Die Flüchtlingsorganisation Pro Asyl sieht die SPD-geführte Bundesregierung im Umgang mit geflüchteten Menschen auf der Linie des früheren CSU-Bundesinnenministers Horst Seehofer. Bekannt gewordene Pläne für den Flüchtlingsgipfel am Mittwoch ließen "Schlimmes erahnen", erklärte Pro Asyl am Dienstag. Der Bund setze wie die Vorgängerregierung auf sogenannte Anker-Zentren und sichere Herkunftsstaaten, außerdem auf längere Abschiebungshaft und stärkere Abschottung an den Außengrenzen, so die Kritik.

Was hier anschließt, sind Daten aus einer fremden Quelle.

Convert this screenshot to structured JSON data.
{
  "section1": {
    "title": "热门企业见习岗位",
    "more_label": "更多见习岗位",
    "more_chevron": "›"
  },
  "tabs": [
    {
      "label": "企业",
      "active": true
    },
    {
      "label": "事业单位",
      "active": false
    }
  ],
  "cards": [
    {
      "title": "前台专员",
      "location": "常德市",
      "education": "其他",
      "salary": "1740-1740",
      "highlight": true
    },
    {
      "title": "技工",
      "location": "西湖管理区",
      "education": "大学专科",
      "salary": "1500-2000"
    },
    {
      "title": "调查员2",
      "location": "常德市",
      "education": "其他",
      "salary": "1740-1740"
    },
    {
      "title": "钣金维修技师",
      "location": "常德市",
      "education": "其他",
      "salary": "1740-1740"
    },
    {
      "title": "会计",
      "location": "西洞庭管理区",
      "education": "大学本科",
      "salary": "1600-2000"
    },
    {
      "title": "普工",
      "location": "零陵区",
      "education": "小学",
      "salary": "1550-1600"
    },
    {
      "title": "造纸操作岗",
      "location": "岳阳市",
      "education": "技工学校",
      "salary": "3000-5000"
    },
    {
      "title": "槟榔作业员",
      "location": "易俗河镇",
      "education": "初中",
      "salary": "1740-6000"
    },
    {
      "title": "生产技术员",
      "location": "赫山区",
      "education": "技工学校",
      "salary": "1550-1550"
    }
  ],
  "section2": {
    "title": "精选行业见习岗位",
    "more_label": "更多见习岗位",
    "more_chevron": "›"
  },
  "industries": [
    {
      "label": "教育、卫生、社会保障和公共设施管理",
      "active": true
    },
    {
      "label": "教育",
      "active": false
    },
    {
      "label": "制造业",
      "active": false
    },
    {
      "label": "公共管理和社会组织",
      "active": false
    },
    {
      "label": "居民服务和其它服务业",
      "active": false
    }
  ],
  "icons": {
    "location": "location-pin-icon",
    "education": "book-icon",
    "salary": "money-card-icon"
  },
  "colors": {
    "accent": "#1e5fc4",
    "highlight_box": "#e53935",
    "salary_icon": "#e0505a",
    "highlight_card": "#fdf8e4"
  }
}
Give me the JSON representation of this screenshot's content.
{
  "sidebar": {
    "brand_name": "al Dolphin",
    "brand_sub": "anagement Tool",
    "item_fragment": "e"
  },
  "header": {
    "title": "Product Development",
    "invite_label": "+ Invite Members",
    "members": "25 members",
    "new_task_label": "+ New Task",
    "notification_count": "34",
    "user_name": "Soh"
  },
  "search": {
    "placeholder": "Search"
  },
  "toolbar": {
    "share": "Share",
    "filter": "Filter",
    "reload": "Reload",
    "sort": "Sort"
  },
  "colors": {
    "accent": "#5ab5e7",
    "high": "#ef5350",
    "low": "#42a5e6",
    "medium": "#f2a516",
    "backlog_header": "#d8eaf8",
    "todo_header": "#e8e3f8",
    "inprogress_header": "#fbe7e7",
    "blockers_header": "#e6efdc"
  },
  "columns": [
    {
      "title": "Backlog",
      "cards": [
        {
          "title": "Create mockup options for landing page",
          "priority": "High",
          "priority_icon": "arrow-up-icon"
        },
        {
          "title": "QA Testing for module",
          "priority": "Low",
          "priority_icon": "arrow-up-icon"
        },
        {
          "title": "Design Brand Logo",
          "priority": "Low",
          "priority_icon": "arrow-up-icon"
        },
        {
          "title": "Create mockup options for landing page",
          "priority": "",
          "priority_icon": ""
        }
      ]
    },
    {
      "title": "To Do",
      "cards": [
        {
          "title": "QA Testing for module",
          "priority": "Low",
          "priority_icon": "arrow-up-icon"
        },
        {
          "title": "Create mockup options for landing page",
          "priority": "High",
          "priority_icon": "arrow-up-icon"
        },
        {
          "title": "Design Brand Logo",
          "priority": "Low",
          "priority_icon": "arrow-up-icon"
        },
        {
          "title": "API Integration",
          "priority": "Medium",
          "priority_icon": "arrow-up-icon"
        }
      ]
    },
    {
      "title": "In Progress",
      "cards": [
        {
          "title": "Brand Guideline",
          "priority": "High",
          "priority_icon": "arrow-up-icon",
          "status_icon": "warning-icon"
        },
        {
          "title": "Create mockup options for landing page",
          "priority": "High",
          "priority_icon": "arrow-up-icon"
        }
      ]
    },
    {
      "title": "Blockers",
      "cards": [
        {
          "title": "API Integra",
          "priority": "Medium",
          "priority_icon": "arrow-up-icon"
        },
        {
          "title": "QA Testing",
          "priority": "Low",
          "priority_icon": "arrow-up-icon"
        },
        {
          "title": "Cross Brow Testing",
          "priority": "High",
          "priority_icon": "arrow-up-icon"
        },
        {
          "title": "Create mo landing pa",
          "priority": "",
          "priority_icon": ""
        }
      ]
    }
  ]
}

"Anstatt den Bundesländern bei der Finanzierungsfrage entgegenzukommen, will die Bundesregierung sie mit Gesetzesverschärfungen auf Kosten der Geflüchteten ruhig stellen", erklärte Pro Asyl weiter. Bundesinnenministerin Nancy Faeser (SPD) "setzt dabei auf alte Seehofer-Rezepte, die den Druck auf geflüchtete Menschen erhöhen, sie isolieren und letztlich vor allem ein Ziel haben: Dass möglichst wenige Fliehende nach Deutschland kommen".
Die Flüchtlingsorganisation warf der Regierung "Abschiebungs- und Abschottungsaktionismus" vor. Die meisten Schutzsuchenden kämen aus Ländern wie Syrien, Afghanistan, Türkei oder dem Iran, in denen Gewalt, Diktatur und Verfolgung herrsche. "Diese Menschen haben ein Recht auf Schutz", betonte die rechtspolitische Sprecherin von Pro Asyl, Wiebke Judith.
Mit dem Anker-Konzept, das die zentrale Unterbringung von Asylsuchenden beinhaltet, wolle die Bundesregierung ein "Prestigeprojekt" des früheren CSU-Innenministers Seehofer aufwärmen, so der Vorwurf. Dabei stehe eindeutig im Koalitionsvertrag: "Das Konzept der Anker-Zentren wird von der Bundesregierung nicht weiterverfolgt." Die gewünschte Beschleunigung von Asylverfahren werde durch die Zentren nicht erreicht, sie sei mit 77 statt 82 Tagen kaum kürzer, betonte Pro Asyl mit Blick auf Zahlen des Bundesamts für Migration und Flüchtlinge (Bamf).
Dass Berichten zufolge nun auch Georgien und die Republik Moldau als sogenannte sichere Herkunftsstaaten gelten sollen, sei "realitätsfern", hieß es weiter. In diesem Zusammenhang verwies Pro Asyl darauf, dass die Grünen das Konzept der "angeblich sicheren Herkunftsstaaten" stets abgelehnt hätten.